Thursday, April 12, 2007

Rosemarie Fulbrook: Losing auditorium would be a blow to the community

The following appeared in the 11 April, 2007, edition of the Penticton Western News:

The fate of the Pen High auditorium has been on my mind for some time and I feel compelled to add my voice to those who are encouraging School District 67 and the City of Penticton to do “due diligence” in determining its future. I must first state that I am writing from one vantage only — and that is as an audience member.

On moving here from Vancouver in the mid ‘90s, I was delighted to find a theatre with such amazing acoustics. Years of studying music and many more years working “front-of-house” at the Civic Theatres (Queen Elizabeth Theatre, the Orpheum and the Playhouse — all facilities owned and managed by the City of Vancouver), have tuned my ears somewhat and I thought Penticton was blessed to have such an excellent facility.

I felt a certain reluctance to lose the Pen High auditorium when the Penticton and District Performing Arts Facility Society needs assessment recommended a “state-of-the-art performance facility” to be built for Penticton’s 2008 centennial. But, I shrugged the feeling off as “too bad, such a shame” as the report indicated that the aging auditorium could not, cost effectively, be modified to meet current physical and technical performance needs.

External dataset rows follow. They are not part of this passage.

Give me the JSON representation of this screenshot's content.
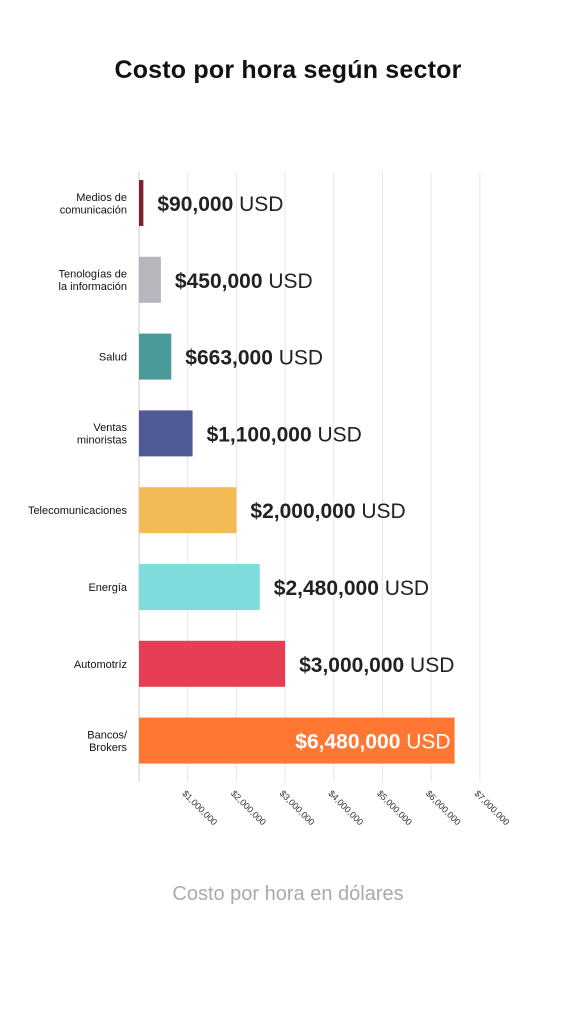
{
  "chart_data": {
    "type": "bar",
    "orientation": "horizontal",
    "title": "Costo por hora según sector",
    "xlabel": "Costo por hora en dólares",
    "ylabel": "",
    "xlim": [
      0,
      7000000
    ],
    "grid": "vertical",
    "categories": [
      [
        "Medios de",
        "comunicación"
      ],
      [
        "Tenologías de",
        "la información"
      ],
      [
        "Salud"
      ],
      [
        "Ventas",
        "minoristas"
      ],
      [
        "Telecomunicaciones"
      ],
      [
        "Energía"
      ],
      [
        "Automotríz"
      ],
      [
        "Bancos/",
        "Brokers"
      ]
    ],
    "values": [
      90000,
      450000,
      663000,
      1100000,
      2000000,
      2480000,
      3000000,
      6480000
    ],
    "value_labels": [
      "$90,000",
      "$450,000",
      "$663,000",
      "$1,100,000",
      "$2,000,000",
      "$2,480,000",
      "$3,000,000",
      "$6,480,000"
    ],
    "value_unit": "USD",
    "colors": [
      "#7a2333",
      "#b6b7bc",
      "#4a9a9a",
      "#4f5a96",
      "#f2bb55",
      "#7edcdc",
      "#e63e55",
      "#ff7733"
    ],
    "ticks": [
      1000000,
      2000000,
      3000000,
      4000000,
      5000000,
      6000000,
      7000000
    ],
    "tick_labels": [
      "$1,000,000",
      "$2,000,000",
      "$3,000,000",
      "$4,000,000",
      "$5,000,000",
      "$6,000,000",
      "$7,000,000"
    ]
  }
}
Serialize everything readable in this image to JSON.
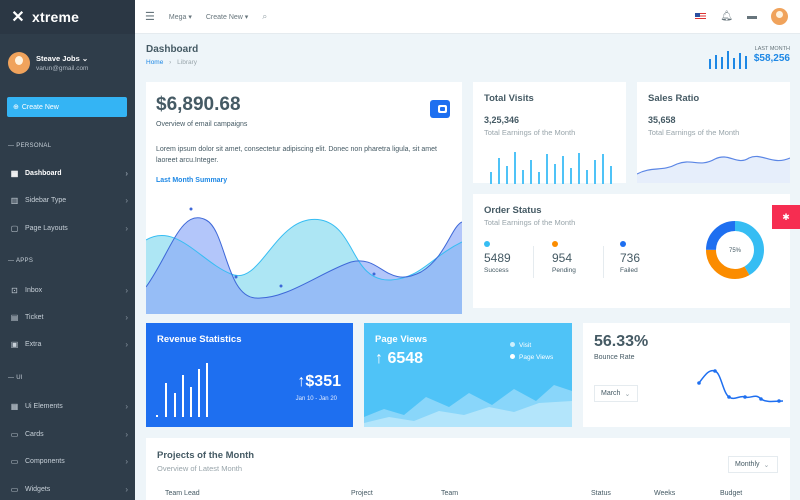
{
  "brand": {
    "name": "xtreme"
  },
  "user": {
    "name": "Steave Jobs",
    "email": "varun@gmail.com"
  },
  "sidebar": {
    "create_label": "Create New",
    "sections": [
      "PERSONAL",
      "APPS",
      "UI"
    ],
    "items": [
      {
        "label": "Dashboard",
        "icon": "dashboard-icon"
      },
      {
        "label": "Sidebar Type",
        "icon": "sidebar-type-icon"
      },
      {
        "label": "Page Layouts",
        "icon": "page-layouts-icon"
      },
      {
        "label": "Inbox",
        "icon": "inbox-icon"
      },
      {
        "label": "Ticket",
        "icon": "ticket-icon"
      },
      {
        "label": "Extra",
        "icon": "extra-icon"
      },
      {
        "label": "Ui Elements",
        "icon": "ui-elements-icon"
      },
      {
        "label": "Cards",
        "icon": "cards-icon"
      },
      {
        "label": "Components",
        "icon": "components-icon"
      },
      {
        "label": "Widgets",
        "icon": "widgets-icon"
      }
    ]
  },
  "topbar": {
    "mega": "Mega",
    "create_new": "Create New"
  },
  "page": {
    "title": "Dashboard",
    "breadcrumb_home": "Home",
    "breadcrumb_current": "Library"
  },
  "last_month": {
    "label": "LAST MONTH",
    "value": "$58,256"
  },
  "email_card": {
    "amount": "$6,890.68",
    "subtitle": "Overview of email campaigns",
    "body": "Lorem ipsum dolor sit amet, consectetur adipiscing elit. Donec non pharetra ligula, sit amet laoreet arcu.Integer.",
    "link": "Last Month Summary"
  },
  "total_visits": {
    "title": "Total Visits",
    "value": "3,25,346",
    "sub": "Total Earnings of the Month"
  },
  "sales_ratio": {
    "title": "Sales Ratio",
    "value": "35,658",
    "sub": "Total Earnings of the Month"
  },
  "order_status": {
    "title": "Order Status",
    "sub": "Total Earnings of the Month",
    "stats": [
      {
        "value": "5489",
        "label": "Success",
        "color": "#36bdf3"
      },
      {
        "value": "954",
        "label": "Pending",
        "color": "#fb8c00"
      },
      {
        "value": "736",
        "label": "Failed",
        "color": "#1e6ff0"
      }
    ],
    "donut_label": "75%",
    "donut_percent": 75
  },
  "revenue": {
    "title": "Revenue Statistics",
    "value": "$351",
    "range": "Jan 10 - Jan 20"
  },
  "page_views": {
    "title": "Page Views",
    "value": "6548",
    "legend_visit": "Visit",
    "legend_pageviews": "Page Views"
  },
  "bounce": {
    "value": "56.33%",
    "label": "Bounce Rate",
    "select": "March"
  },
  "projects": {
    "title": "Projects of the Month",
    "sub": "Overview of Latest Month",
    "select": "Monthly",
    "columns": [
      "Team Lead",
      "Project",
      "Team",
      "Status",
      "Weeks",
      "Budget"
    ]
  },
  "colors": {
    "accent": "#1e88e5",
    "sidebar": "#2f3d4a",
    "revenue": "#1e6ff0",
    "pageviews": "#4fc3f7",
    "settings_tab": "#f62d51"
  }
}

Over the past few months, however, it has become increasingly clear that the South Okanagan Event Centre will usurp all the financial resources needed to construct such a state-of-the-art performance facility. It has also become increasingly clear that the City of Penticton had no intention of halting the wrecking ball until the citizens of Penticton and surrounding districts raised their voices in a concerted protest.

A few weeks ago I had the good fortune to hear the Vancouver Chamber Choir in a concert presented by the Penticton Secondary music department. Seated near the back of the almost full 737-seat auditorium, the sound was as intimate and clear as if I’d been sitting in the third row.

Afterwards I thought that this type of concert — professional musicians, students learning about music, the performance arts, and fundraising via an exceptional concert for the community, was probably exactly what the school district and the city had in mind when the facility was constructed in the 1950s.

It may not be state of the art, but it’s what we’ve got and I’d greatly prefer it if Joni Mitchell’s lyric lines, “And don’t it always seem to go, you don’t know what you’ve got till it’s gone” didn’t play through my head every time I walked past the parking lot that used to be the Pen High auditorium.